Maybe Ron Rivera should have worried about the foot.
"Don't worry about the foot," the now-former Carolina Panthers coach said after Cam Newton struggled in the Panthers' second home game, an inexcusable loss to the Tampa Bay Buccaneers to fall to 0-2. "The foot's got nothing to do with it."
Newton didn't play again because of the foot injury, and instead of renewing his endorsement deals, Rivera is putting his house on the market and scanning Zillow for homes in, say, Dallas.
Because Rivera will indeed land on his feet somewhere, a better-than-average coach undone when an offense built around a franchise quarterback lost its franchise quarterback. It's almost impossible to lose a player like Newton and not stumble in the NFL, unless there's a Tom Brady waiting in the wings, and Kyle Allen was _ truly, no offense intended _ no Tom Brady.
The Panthers' entire offense was predicated upon Newton's physicality and mobility, from the patchwork offensive line to the array of short-space playmakers like Christian McCaffrey and Greg Olsen. Move quickly, evade pressure, trap the defense in that neverland between pass and run. It all played to Newton's strengths, which happened to be Allen's weaknesses.
This isn't Allen's fault. He was a hard worker and a gamer, but never a great fit. For whatever baffling reason, the Panthers had Newton coming off shoulder surgery and limping from the preseason foot injury and still decided against making a move for a mobile and/or experienced backup who could at least try to do some of the same things as Newton. It didn't have to be Colin Kaepernick, although he would have fit the bill. Maybe they hoped Will Grier would emerge, but he looked hopelessly overwhelmed in the preseason, not entirely unexpectedly for a rookie.
The Panthers went into the season with no safety net, no parachute, no backup plan, and when things went wrong, they plummeted to earth. 5-7. Splat.
For all that, the margins were insanely thin. A handful of goal-line plays go the other way _ against Tampa Bay, Green Bay, New Orleans, Washington _ and the Panthers would have a decent shot to be 7-5 or 8-4, maybe even 9-3 if the stars aligned, and no one's getting fired. It isn't exactly surprising that a goal-line offense built around a powerful running quarterback struggled without him (or with him hobbled in Week 2) but the Panthers never figured out another way forward.
Maybe that's why new owner David Tepper was clearly of no mind to give Rivera a free pass after losing Newton. It would have taken a superlative coaching performance to paper over the gaping cracks left with Newton out. Instead the Panthers got what Olsen called "a comedy of terrible football" after one particularly dismal home loss. Allen was able to keep things moving for a month, but the holes in the offense (especially in the offensive line) were easy for opposing teams to spot and attack. Even the defense, Rivera's calling card, was adequate at best.
Tepper gave Rivera a shot. This wasn't it.
The Panthers lost three times at home to teams that have won a total of eight other games this season: Tampa Bay, Atlanta and Washington. With Kyle Allen or Kyle Orton or Kyle Boller at quarterback, that's a fireable offense even before you throw in Tepper's midseason spiel about refusing to accept mediocrity. Old coach, new owner, old story.
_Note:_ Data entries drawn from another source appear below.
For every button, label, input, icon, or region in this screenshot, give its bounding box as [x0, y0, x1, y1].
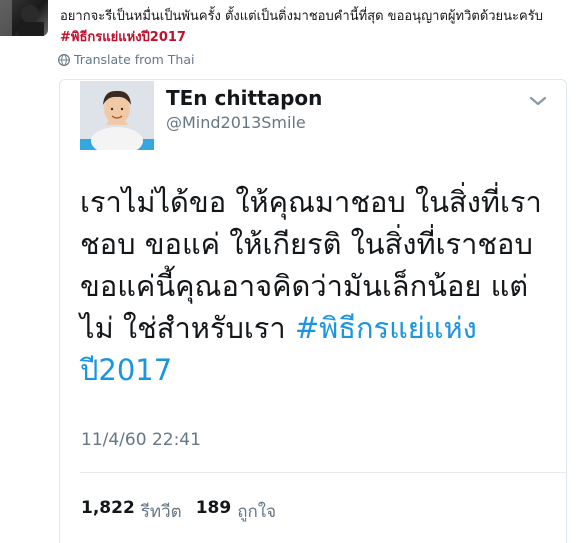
author-handle[interactable]: @Mind2013Smile: [166, 113, 306, 132]
globe-icon: [58, 53, 70, 66]
tweet-line: ชอบ ขอแค่ ให้เกียรติ ในสิ่งที่เราชอบ: [80, 227, 533, 261]
retweet-stat[interactable]: 1,822 รีทวีต: [81, 498, 182, 525]
tweet-line-with-hashtag: ไม่ ใช่สำหรับเรา #พิธีกรแย่แห่ง: [80, 307, 550, 349]
author-display-name[interactable]: TEn chittapon: [166, 86, 322, 110]
retweeter-avatar[interactable]: [0, 0, 48, 36]
chevron-down-icon[interactable]: [528, 94, 548, 108]
retweet-hashtag[interactable]: #พิธีกรแย่แห่งปี2017: [60, 30, 186, 45]
tweet-hashtag-continued: ปี2017: [80, 349, 550, 391]
tweet-text: เราไม่ได้ขอ ให้คุณมาชอบ ในสิ่งที่เรา ชอบ…: [80, 181, 550, 391]
tweet-line: ขอแค่นี้คุณอาจคิดว่ามันเล็กน้อย แต่: [80, 269, 529, 303]
tweet-timestamp[interactable]: 11/4/60 22:41: [81, 430, 201, 450]
like-count: 189: [195, 498, 232, 518]
divider: [80, 472, 566, 473]
retweet-comment: อยากจะรีเป็นหมื่นเป็นพันครั้ง ตั้งแต่เป็…: [60, 6, 575, 48]
like-label: ถูกใจ: [237, 502, 277, 522]
author-avatar[interactable]: [80, 81, 154, 150]
retweet-comment-text: อยากจะรีเป็นหมื่นเป็นพันครั้ง ตั้งแต่เป็…: [60, 9, 543, 24]
tweet-line: ไม่ ใช่สำหรับเรา: [80, 311, 295, 345]
tweet-page: อยากจะรีเป็นหมื่นเป็นพันครั้ง ตั้งแต่เป็…: [0, 0, 583, 543]
tweet-hashtag[interactable]: #พิธีกรแย่แห่ง: [295, 311, 477, 345]
retweet-label: รีทวีต: [140, 502, 182, 522]
translate-link[interactable]: Translate from Thai: [58, 52, 194, 67]
retweet-count: 1,822: [81, 498, 135, 518]
like-stat[interactable]: 189 ถูกใจ: [196, 498, 276, 525]
tweet-hashtag-tail[interactable]: ปี2017: [80, 353, 172, 387]
tweet-stats: 1,822 รีทวีต 189 ถูกใจ: [81, 498, 276, 525]
embedded-tweet-card[interactable]: TEn chittapon @Mind2013Smile เราไม่ได้ขอ…: [59, 79, 567, 543]
tweet-line: เราไม่ได้ขอ ให้คุณมาชอบ ในสิ่งที่เรา: [80, 185, 542, 219]
translate-label: Translate from Thai: [74, 52, 195, 67]
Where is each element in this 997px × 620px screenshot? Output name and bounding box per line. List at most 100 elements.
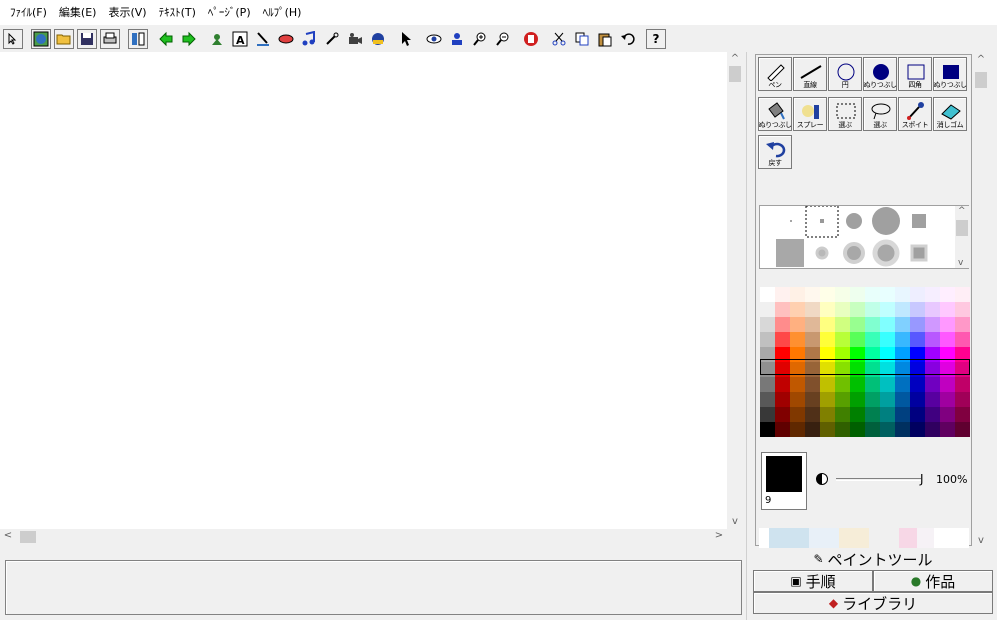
palette-color-cell[interactable] bbox=[895, 317, 910, 332]
tool-button[interactable] bbox=[322, 28, 342, 49]
palette-color-cell[interactable] bbox=[850, 302, 865, 317]
palette-color-cell[interactable] bbox=[940, 392, 955, 407]
palette-color-cell[interactable] bbox=[760, 407, 775, 422]
filled-circle-tool-button[interactable]: ぬりつぶし bbox=[863, 57, 897, 91]
menu-edit[interactable]: 編集(E) bbox=[53, 0, 103, 25]
palette-color-cell[interactable] bbox=[895, 362, 910, 377]
filled-rectangle-tool-button[interactable]: ぬりつぶし bbox=[933, 57, 967, 91]
palette-color-cell[interactable] bbox=[820, 347, 835, 362]
palette-color-cell[interactable] bbox=[955, 302, 970, 317]
palette-color-cell[interactable] bbox=[910, 377, 925, 392]
lasso-select-tool-button[interactable]: 選ぶ bbox=[863, 97, 897, 131]
palette-color-cell[interactable] bbox=[850, 332, 865, 347]
palette-color-cell[interactable] bbox=[925, 302, 940, 317]
opacity-slider-track[interactable] bbox=[836, 478, 921, 481]
palette-color-cell[interactable] bbox=[865, 302, 880, 317]
character-button[interactable] bbox=[207, 28, 227, 49]
palette-color-cell[interactable] bbox=[835, 302, 850, 317]
palette-color-cell[interactable] bbox=[850, 347, 865, 362]
palette-color-cell[interactable] bbox=[955, 377, 970, 392]
palette-color-cell[interactable] bbox=[805, 392, 820, 407]
palette-color-cell[interactable] bbox=[925, 347, 940, 362]
palette-color-cell[interactable] bbox=[835, 317, 850, 332]
cut-button[interactable] bbox=[549, 28, 569, 49]
palette-color-cell[interactable] bbox=[925, 287, 940, 302]
palette-color-cell[interactable] bbox=[865, 332, 880, 347]
palette-color-cell[interactable] bbox=[790, 317, 805, 332]
palette-color-cell[interactable] bbox=[880, 302, 895, 317]
palette-color-cell[interactable] bbox=[820, 407, 835, 422]
palette-color-cell[interactable] bbox=[820, 392, 835, 407]
palette-color-cell[interactable] bbox=[820, 302, 835, 317]
line-tool-button[interactable]: 直線 bbox=[793, 57, 827, 91]
menu-view[interactable]: 表示(V) bbox=[102, 0, 152, 25]
palette-color-cell[interactable] bbox=[895, 287, 910, 302]
previous-page-button[interactable] bbox=[156, 28, 176, 49]
palette-color-cell[interactable] bbox=[805, 302, 820, 317]
palette-color-cell[interactable] bbox=[865, 347, 880, 362]
undo-tool-button[interactable]: 戻す bbox=[758, 135, 792, 169]
palette-color-cell[interactable] bbox=[910, 392, 925, 407]
canvas-vertical-scroll-thumb[interactable] bbox=[729, 66, 741, 82]
palette-color-cell[interactable] bbox=[880, 422, 895, 437]
canvas-vertical-scrollbar[interactable]: ^ v bbox=[727, 52, 743, 529]
panel-splitter[interactable] bbox=[746, 52, 752, 620]
eyedropper-tool-button[interactable]: スポイト bbox=[898, 97, 932, 131]
palette-color-cell[interactable] bbox=[910, 407, 925, 422]
palette-color-cell[interactable] bbox=[910, 422, 925, 437]
palette-color-cell[interactable] bbox=[955, 392, 970, 407]
palette-color-cell[interactable] bbox=[775, 287, 790, 302]
palette-color-cell[interactable] bbox=[775, 407, 790, 422]
palette-color-cell[interactable] bbox=[910, 347, 925, 362]
paste-button[interactable] bbox=[595, 28, 615, 49]
palette-color-cell[interactable] bbox=[955, 332, 970, 347]
menu-text[interactable]: ﾃｷｽﾄ(T) bbox=[153, 0, 202, 25]
panel-scroll-up-icon[interactable]: ^ bbox=[973, 54, 989, 65]
spray-tool-button[interactable]: スプレー bbox=[793, 97, 827, 131]
drawing-canvas[interactable] bbox=[0, 52, 727, 529]
palette-color-cell[interactable] bbox=[760, 302, 775, 317]
select-mode-button[interactable] bbox=[3, 28, 23, 49]
palette-color-cell[interactable] bbox=[775, 302, 790, 317]
texture-palette[interactable] bbox=[759, 528, 969, 548]
scroll-left-arrow-icon[interactable]: < bbox=[0, 529, 16, 543]
palette-color-cell[interactable] bbox=[835, 377, 850, 392]
help-button[interactable]: ? bbox=[646, 28, 666, 49]
tab-paint-tool[interactable]: ✎ ペイントツール bbox=[753, 548, 993, 570]
opacity-slider-thumb[interactable]: J bbox=[920, 472, 924, 486]
palette-color-cell[interactable] bbox=[910, 362, 925, 377]
palette-color-cell[interactable] bbox=[910, 332, 925, 347]
new-work-button[interactable] bbox=[31, 28, 51, 49]
palette-color-cell[interactable] bbox=[790, 362, 805, 377]
palette-color-cell[interactable] bbox=[925, 422, 940, 437]
palette-color-cell[interactable] bbox=[955, 287, 970, 302]
palette-color-cell[interactable] bbox=[895, 422, 910, 437]
pen-tool-button[interactable]: ペン bbox=[758, 57, 792, 91]
palette-color-cell[interactable] bbox=[880, 317, 895, 332]
palette-color-cell[interactable] bbox=[850, 407, 865, 422]
palette-color-cell[interactable] bbox=[880, 377, 895, 392]
undo-button[interactable] bbox=[618, 28, 638, 49]
palette-color-cell[interactable] bbox=[850, 422, 865, 437]
brush-size-selector[interactable]: ^ v bbox=[759, 205, 969, 269]
palette-color-cell[interactable] bbox=[850, 287, 865, 302]
palette-color-cell[interactable] bbox=[805, 362, 820, 377]
panel-scroll-down-icon[interactable]: v bbox=[973, 535, 989, 546]
palette-color-cell[interactable] bbox=[925, 362, 940, 377]
menu-page[interactable]: ﾍﾟｰｼﾞ(P) bbox=[202, 0, 257, 25]
paint-bucket-tool-button[interactable]: ぬりつぶし bbox=[758, 97, 792, 131]
palette-color-cell[interactable] bbox=[850, 362, 865, 377]
palette-color-cell[interactable] bbox=[865, 362, 880, 377]
palette-color-cell[interactable] bbox=[805, 347, 820, 362]
palette-color-cell[interactable] bbox=[910, 302, 925, 317]
preview-button[interactable] bbox=[424, 28, 444, 49]
palette-color-cell[interactable] bbox=[895, 347, 910, 362]
scroll-right-arrow-icon[interactable]: > bbox=[711, 529, 727, 543]
palette-color-cell[interactable] bbox=[850, 317, 865, 332]
palette-color-cell[interactable] bbox=[925, 332, 940, 347]
canvas-horizontal-scroll-thumb[interactable] bbox=[20, 531, 36, 543]
palette-color-cell[interactable] bbox=[955, 347, 970, 362]
palette-color-cell[interactable] bbox=[760, 422, 775, 437]
palette-color-cell[interactable] bbox=[880, 332, 895, 347]
page-layout-button[interactable] bbox=[128, 28, 148, 49]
If this version of the Newton-Rivera-McCaffrey-Luke Kuechly core was going to get another shot at greatness, this was the season. The Panthers should have been no worse than the second-best team in the division, a wild-card contender, and at best could have pushed the Saints for the division title _ if everything had gone reasonably as planned.
Instead, they'll start over next season, with an expanded front office and without Rivera. And possibly without Newton as well. Their Panthers tenures were inextricably intertwined, from slow beginning to triumphant midpoint to this disappointing end.
Rivera couldn't have been more wrong: The foot had everything to do with it.